Baca berita tanpa iklan. Gabung Kompas.com+
Salin Artikel

Mochtar Kusumaatmadja: Kehidupan, Kiprah, dan Konvensi Hukum Laut 1982

Kusumaatmadja bersama koleganya, Komat Kantaatmadja mendirikan kantor hukum MKK (Mochtar, Karuwin, dan Komar). 

Dapat dikatakan Kusumaatmadja adalah figur dalam dunia hukum di Indonesia.

Kusumaatmadja juga ditahiskan sebagai Bapak Hukum Internasional Indonesia, karena ia juga seorang pemikir hukum internasional.

Salah satu gagasan yang ia lontarkan adalah negara kepulauan (archipelagic state) ke forum internasional.

Gagasan tersebut menjadi landasan awal lahirnya konsep Wawasan Nusantara. 

Kehidupan

Mochtar Kusumaatmadja lahir di Jakarta, 17 Februari 1929. 

Ia merupakan putra dari pasangan R. Taslim Kusumaatmadja dan Sulmini. 

Mochtar menamatkan pendidikan hukumnya dengan spesialisasi hukum internasional dari Fakultas Hukum Universitas Indonesia pada 1955.

Kemudian ia juga mendapat gelar Master of Laws (LL.M.) dari Yale Law School Amerika Serikat pada 1956.

Mochat Kusumaatmadja kerap kali mendapat kesan sebagai orang yang angkuh. 

Namun, sebenarnya beliau merupakan seseorang yang percaya diri berkat keahliannya di bidang hukum internasional.

Kiprah

Sejak tahun 1959, Kusumaatmadja bekerja sebagai dosen di Fakultas Hukum Universitas Padjajaran (Unpad). 

Ia juga mendapat gelar doktor ilmu hukum dari Unpad pada 1970. 

Pada tahun yang sama, ia diangkat menjadi Guru Besar Hukum Internasional di Fakultas Hukum Unpad.

Pada 1972, Kusumaatmadja diangkat menjadi Rektor Unpad.

Namun, jabatan tersebut tidak bertahan lama, karena pada 1974, ia dipercaya oleh Presiden Soeharto menjadi Menteri Kehakiman dalam Kabinet Pembangunan II. 

Setelah selesai menjadi Menteri Kehakiman pada 1978, ia lanjut duduk dalam Kabinet Pembangunan III sebagai Menteri Luar Negeri (Menlu)

Puncak prestasi yang ia peroleh selama menjadi Menlu adalah diterimanya kinsep Negara Kepulauan dalam Konvensi Hukum Laut 1982.

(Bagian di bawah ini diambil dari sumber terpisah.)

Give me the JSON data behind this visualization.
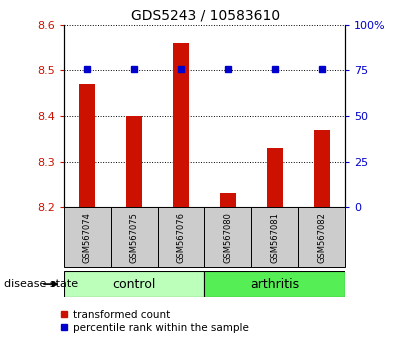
{
  "title": "GDS5243 / 10583610",
  "samples": [
    "GSM567074",
    "GSM567075",
    "GSM567076",
    "GSM567080",
    "GSM567081",
    "GSM567082"
  ],
  "transformed_counts": [
    8.47,
    8.4,
    8.56,
    8.23,
    8.33,
    8.37
  ],
  "percentile_ranks": [
    76,
    76,
    76,
    76,
    76,
    76
  ],
  "ylim_left": [
    8.2,
    8.6
  ],
  "ylim_right": [
    0,
    100
  ],
  "yticks_left": [
    8.2,
    8.3,
    8.4,
    8.5,
    8.6
  ],
  "yticks_right": [
    0,
    25,
    50,
    75,
    100
  ],
  "bar_color": "#cc1100",
  "dot_color": "#0000cc",
  "control_color": "#bbffbb",
  "arthritis_color": "#55ee55",
  "label_bg_color": "#cccccc",
  "bar_width": 0.35,
  "title_fontsize": 10,
  "tick_fontsize": 8,
  "sample_fontsize": 6,
  "legend_fontsize": 7.5,
  "group_fontsize": 9
}
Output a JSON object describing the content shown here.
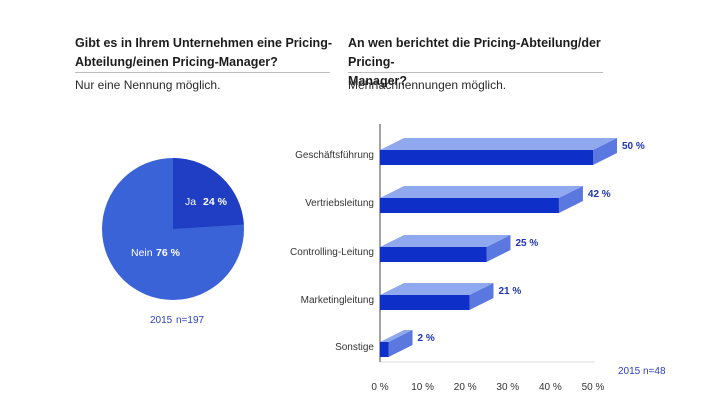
{
  "left": {
    "title_line1": "Gibt es in Ihrem Unternehmen eine Pricing-",
    "title_line2": "Abteilung/einen Pricing-Manager?",
    "note": "Nur eine Nennung möglich.",
    "meta_year": "2015",
    "meta_n": "n=197"
  },
  "right": {
    "title_line1": "An wen berichtet die Pricing-Abteilung/der Pricing-",
    "title_line2": "Manager?",
    "note": "Mehrfachnennungen möglich.",
    "meta_year": "2015",
    "meta_n": "n=48"
  },
  "colors": {
    "pie_main": "#3a63d8",
    "pie_slice": "#1f3ec4",
    "bar_front": "#0f30c8",
    "bar_top": "#8fa8ee",
    "bar_side": "#5a78df",
    "value_text": "#1f35b5"
  },
  "chart_data": [
    {
      "type": "pie",
      "slices": [
        {
          "label": "Ja",
          "value": 24,
          "value_label": "24 %"
        },
        {
          "label": "Nein",
          "value": 76,
          "value_label": "76 %"
        }
      ]
    },
    {
      "type": "bar",
      "orientation": "horizontal",
      "categories": [
        "Geschäftsführung",
        "Vertriebsleitung",
        "Controlling-Leitung",
        "Marketingleitung",
        "Sonstige"
      ],
      "values": [
        50,
        42,
        25,
        21,
        2
      ],
      "value_labels": [
        "50 %",
        "42 %",
        "25 %",
        "21 %",
        "2 %"
      ],
      "xlim": [
        0,
        50
      ],
      "xticks": [
        "0 %",
        "10 %",
        "20 %",
        "30 %",
        "40 %",
        "50 %"
      ]
    }
  ]
}
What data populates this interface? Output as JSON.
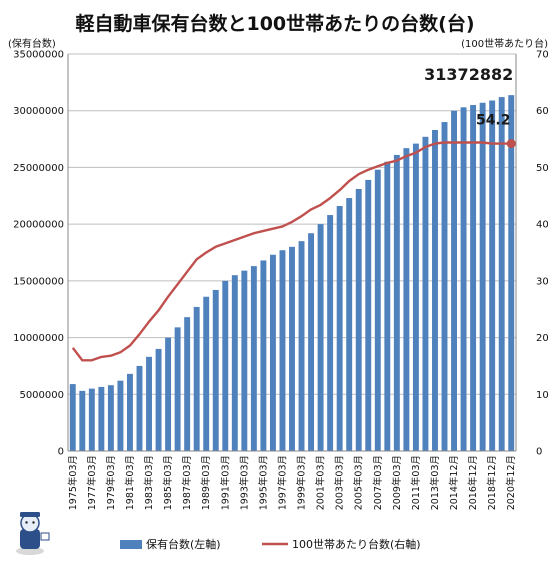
{
  "chart_data": {
    "type": "bar+line",
    "title": "軽自動車保有台数と100世帯あたりの台数(台)",
    "ylabel_left": "(保有台数)",
    "ylabel_right": "(100世帯あたり台)",
    "ylim_left": [
      0,
      35000000
    ],
    "yticks_left": [
      0,
      5000000,
      10000000,
      15000000,
      20000000,
      25000000,
      30000000,
      35000000
    ],
    "ylim_right": [
      0,
      70
    ],
    "yticks_right": [
      0,
      10,
      20,
      30,
      40,
      50,
      60,
      70
    ],
    "grid": true,
    "legend_placement": "bottom",
    "x_tick_labels": [
      "1975年03月",
      "1977年03月",
      "1979年03月",
      "1981年03月",
      "1983年03月",
      "1985年03月",
      "1987年03月",
      "1989年03月",
      "1991年03月",
      "1993年03月",
      "1995年03月",
      "1997年03月",
      "1999年03月",
      "2001年03月",
      "2003年03月",
      "2005年03月",
      "2007年03月",
      "2009年03月",
      "2011年03月",
      "2013年03月",
      "2014年12月",
      "2016年12月",
      "2018年12月",
      "2020年12月"
    ],
    "x_tick_every": 2,
    "series": [
      {
        "name": "保有台数(左軸)",
        "type": "bar",
        "color": "#4f81bd",
        "values": [
          5900000,
          5300000,
          5500000,
          5650000,
          5800000,
          6200000,
          6800000,
          7500000,
          8300000,
          9000000,
          10000000,
          10900000,
          11800000,
          12700000,
          13600000,
          14200000,
          15000000,
          15500000,
          15900000,
          16300000,
          16800000,
          17300000,
          17700000,
          18000000,
          18500000,
          19200000,
          20000000,
          20800000,
          21600000,
          22300000,
          23100000,
          23900000,
          24800000,
          25500000,
          26100000,
          26700000,
          27100000,
          27700000,
          28300000,
          29000000,
          30000000,
          30300000,
          30500000,
          30700000,
          30900000,
          31200000,
          31372882
        ]
      },
      {
        "name": "100世帯あたり台数(右軸)",
        "type": "line",
        "color": "#c0504d",
        "values": [
          18.2,
          16.0,
          16.0,
          16.6,
          16.8,
          17.4,
          18.6,
          20.6,
          22.8,
          24.8,
          27.2,
          29.4,
          31.6,
          33.8,
          35.0,
          36.0,
          36.6,
          37.2,
          37.8,
          38.4,
          38.8,
          39.2,
          39.6,
          40.4,
          41.4,
          42.6,
          43.4,
          44.6,
          46.0,
          47.6,
          48.8,
          49.6,
          50.2,
          50.8,
          51.2,
          52.0,
          52.6,
          53.6,
          54.2,
          54.4,
          54.4,
          54.4,
          54.4,
          54.4,
          54.2,
          54.2,
          54.2
        ]
      }
    ],
    "annotations": [
      {
        "text": "31372882",
        "series": 0,
        "index": 46
      },
      {
        "text": "54.2",
        "series": 1,
        "index": 46
      }
    ]
  }
}
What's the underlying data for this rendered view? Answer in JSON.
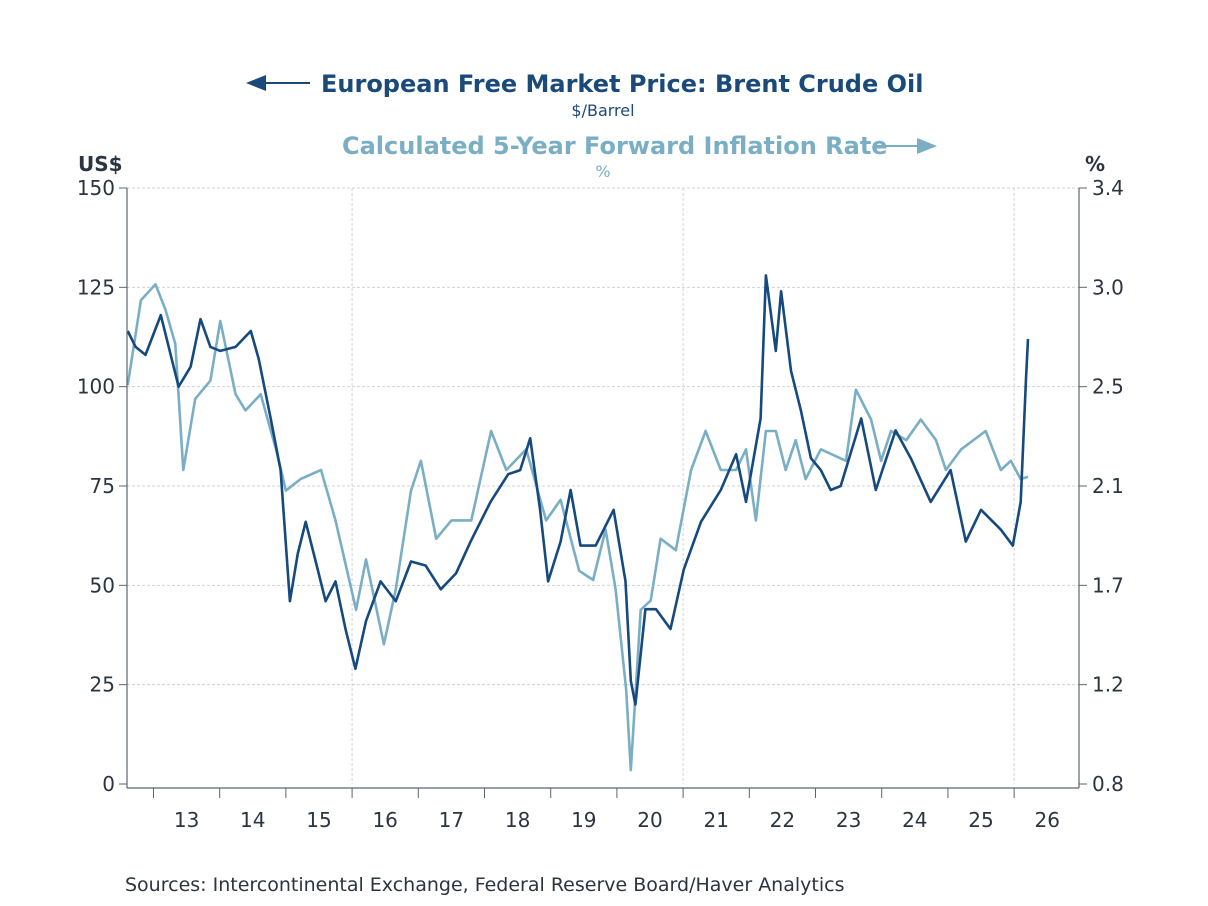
{
  "chart_data": {
    "type": "line",
    "title": "European Free Market Price: Brent Crude Oil",
    "title_unit": "$/Barrel",
    "subtitle": "Calculated 5-Year Forward Inflation Rate",
    "subtitle_unit": "%",
    "left_axis": {
      "label": "US$",
      "ylim": [
        0,
        150
      ],
      "ticks": [
        0,
        25,
        50,
        75,
        100,
        125,
        150
      ],
      "tick_labels": [
        "0",
        "25",
        "50",
        "75",
        "100",
        "125",
        "150"
      ]
    },
    "right_axis": {
      "label": "%",
      "ylim": [
        0.8,
        3.4
      ],
      "ticks": [
        0.8,
        1.2333,
        1.6667,
        2.1,
        2.5333,
        2.9667,
        3.4
      ],
      "tick_labels": [
        "0.8",
        "1.2",
        "1.7",
        "2.1",
        "2.5",
        "3.0",
        "3.4"
      ]
    },
    "x_axis": {
      "xlim": [
        2012.6,
        2026.98
      ],
      "year_ticks": [
        2013,
        2014,
        2015,
        2016,
        2017,
        2018,
        2019,
        2020,
        2021,
        2022,
        2023,
        2024,
        2025,
        2026
      ],
      "labels": [
        "13",
        "14",
        "15",
        "16",
        "17",
        "18",
        "19",
        "20",
        "21",
        "22",
        "23",
        "24",
        "25",
        "26"
      ],
      "label_positions": [
        2013.5,
        2014.5,
        2015.5,
        2016.5,
        2017.5,
        2018.5,
        2019.5,
        2020.5,
        2021.5,
        2022.5,
        2023.5,
        2024.5,
        2025.5,
        2026.5
      ],
      "vertical_gridlines": [
        2016,
        2021,
        2026
      ]
    },
    "grid": true,
    "legend": "top-center",
    "series": [
      {
        "name": "European Free Market Price: Brent Crude Oil",
        "axis": "left",
        "color": "#164a7e",
        "points": [
          [
            2012.61,
            114
          ],
          [
            2012.73,
            110
          ],
          [
            2012.88,
            108
          ],
          [
            2013.11,
            118
          ],
          [
            2013.26,
            108
          ],
          [
            2013.38,
            100
          ],
          [
            2013.56,
            105
          ],
          [
            2013.71,
            117
          ],
          [
            2013.86,
            110
          ],
          [
            2014.01,
            109
          ],
          [
            2014.24,
            110
          ],
          [
            2014.47,
            114
          ],
          [
            2014.59,
            107
          ],
          [
            2014.77,
            92
          ],
          [
            2014.92,
            79
          ],
          [
            2015.06,
            46
          ],
          [
            2015.18,
            58
          ],
          [
            2015.3,
            66
          ],
          [
            2015.45,
            56
          ],
          [
            2015.6,
            46
          ],
          [
            2015.75,
            51
          ],
          [
            2015.9,
            39
          ],
          [
            2016.05,
            29
          ],
          [
            2016.21,
            41
          ],
          [
            2016.43,
            51
          ],
          [
            2016.66,
            46
          ],
          [
            2016.89,
            56
          ],
          [
            2017.11,
            55
          ],
          [
            2017.34,
            49
          ],
          [
            2017.57,
            53
          ],
          [
            2017.79,
            61
          ],
          [
            2018.09,
            71
          ],
          [
            2018.36,
            78
          ],
          [
            2018.54,
            79
          ],
          [
            2018.69,
            87
          ],
          [
            2018.84,
            69
          ],
          [
            2018.96,
            51
          ],
          [
            2019.15,
            61
          ],
          [
            2019.3,
            74
          ],
          [
            2019.45,
            60
          ],
          [
            2019.68,
            60
          ],
          [
            2019.95,
            69
          ],
          [
            2020.13,
            51
          ],
          [
            2020.21,
            26
          ],
          [
            2020.28,
            20
          ],
          [
            2020.43,
            44
          ],
          [
            2020.59,
            44
          ],
          [
            2020.81,
            39
          ],
          [
            2021.01,
            54
          ],
          [
            2021.27,
            66
          ],
          [
            2021.57,
            74
          ],
          [
            2021.8,
            83
          ],
          [
            2021.95,
            71
          ],
          [
            2022.17,
            92
          ],
          [
            2022.25,
            128
          ],
          [
            2022.4,
            109
          ],
          [
            2022.48,
            124
          ],
          [
            2022.63,
            104
          ],
          [
            2022.78,
            94
          ],
          [
            2022.93,
            82
          ],
          [
            2023.08,
            79
          ],
          [
            2023.23,
            74
          ],
          [
            2023.38,
            75
          ],
          [
            2023.69,
            92
          ],
          [
            2023.91,
            74
          ],
          [
            2024.21,
            89
          ],
          [
            2024.44,
            82
          ],
          [
            2024.74,
            71
          ],
          [
            2025.04,
            79
          ],
          [
            2025.27,
            61
          ],
          [
            2025.5,
            69
          ],
          [
            2025.8,
            64
          ],
          [
            2025.98,
            60
          ],
          [
            2026.1,
            71
          ],
          [
            2026.18,
            102
          ],
          [
            2026.21,
            112
          ]
        ]
      },
      {
        "name": "Calculated 5-Year Forward Inflation Rate",
        "axis": "right",
        "color": "#7aaec4",
        "points": [
          [
            2012.61,
            2.54
          ],
          [
            2012.81,
            2.91
          ],
          [
            2013.03,
            2.98
          ],
          [
            2013.18,
            2.87
          ],
          [
            2013.33,
            2.72
          ],
          [
            2013.45,
            2.17
          ],
          [
            2013.63,
            2.48
          ],
          [
            2013.86,
            2.56
          ],
          [
            2014.01,
            2.82
          ],
          [
            2014.24,
            2.5
          ],
          [
            2014.39,
            2.43
          ],
          [
            2014.62,
            2.5
          ],
          [
            2014.85,
            2.26
          ],
          [
            2015.0,
            2.08
          ],
          [
            2015.22,
            2.13
          ],
          [
            2015.53,
            2.17
          ],
          [
            2015.75,
            1.95
          ],
          [
            2016.06,
            1.56
          ],
          [
            2016.21,
            1.78
          ],
          [
            2016.48,
            1.41
          ],
          [
            2016.66,
            1.65
          ],
          [
            2016.89,
            2.08
          ],
          [
            2017.04,
            2.21
          ],
          [
            2017.27,
            1.87
          ],
          [
            2017.5,
            1.95
          ],
          [
            2017.8,
            1.95
          ],
          [
            2018.1,
            2.34
          ],
          [
            2018.33,
            2.17
          ],
          [
            2018.63,
            2.26
          ],
          [
            2018.93,
            1.95
          ],
          [
            2019.15,
            2.04
          ],
          [
            2019.43,
            1.73
          ],
          [
            2019.64,
            1.69
          ],
          [
            2019.83,
            1.91
          ],
          [
            2019.98,
            1.65
          ],
          [
            2020.14,
            1.21
          ],
          [
            2020.21,
            0.86
          ],
          [
            2020.36,
            1.56
          ],
          [
            2020.51,
            1.6
          ],
          [
            2020.66,
            1.87
          ],
          [
            2020.89,
            1.82
          ],
          [
            2021.12,
            2.17
          ],
          [
            2021.34,
            2.34
          ],
          [
            2021.57,
            2.17
          ],
          [
            2021.8,
            2.17
          ],
          [
            2021.95,
            2.26
          ],
          [
            2022.1,
            1.95
          ],
          [
            2022.25,
            2.34
          ],
          [
            2022.4,
            2.34
          ],
          [
            2022.55,
            2.17
          ],
          [
            2022.7,
            2.3
          ],
          [
            2022.85,
            2.13
          ],
          [
            2023.08,
            2.26
          ],
          [
            2023.46,
            2.21
          ],
          [
            2023.61,
            2.52
          ],
          [
            2023.84,
            2.39
          ],
          [
            2023.99,
            2.21
          ],
          [
            2024.14,
            2.34
          ],
          [
            2024.37,
            2.3
          ],
          [
            2024.59,
            2.39
          ],
          [
            2024.82,
            2.3
          ],
          [
            2024.97,
            2.17
          ],
          [
            2025.2,
            2.26
          ],
          [
            2025.57,
            2.34
          ],
          [
            2025.8,
            2.17
          ],
          [
            2025.95,
            2.21
          ],
          [
            2026.1,
            2.13
          ],
          [
            2026.21,
            2.14
          ]
        ]
      }
    ],
    "source": "Sources:  Intercontinental Exchange, Federal Reserve Board/Haver Analytics"
  }
}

Selepas menjadi Menlu, Kusumaatmadja masih aktif berkegiatan di berbagai forum internasional, seperti menjadi anggota Komisi Hukum Internasional PBB selama dua tahun.

Wawasan Nusantara

Wawasan Nusantara adalah wawasan kesatuan bangsa dan negara Indonesia yang meliputi segala bidang kehidupan, yaitu politik, ekonomi, kebudayaan, dan pertahanan dan keamanan.

Wawasan Nusantara sendiri didasari dengan konsep kewilayahan nasional atau yang dikenal dengan konsepsi nusantara. 

Bagi Kusumaatmadja, kesatuan tanah dan air yang terkandung dalam konsep Wawasan Nusantara merupakan wadah fisik bagi pengembangan Wawasan Nusantara.

Usaha Kusumaatmadja dalam memperjuangkan konsep kewilayahan membuahkan hasil yang manis.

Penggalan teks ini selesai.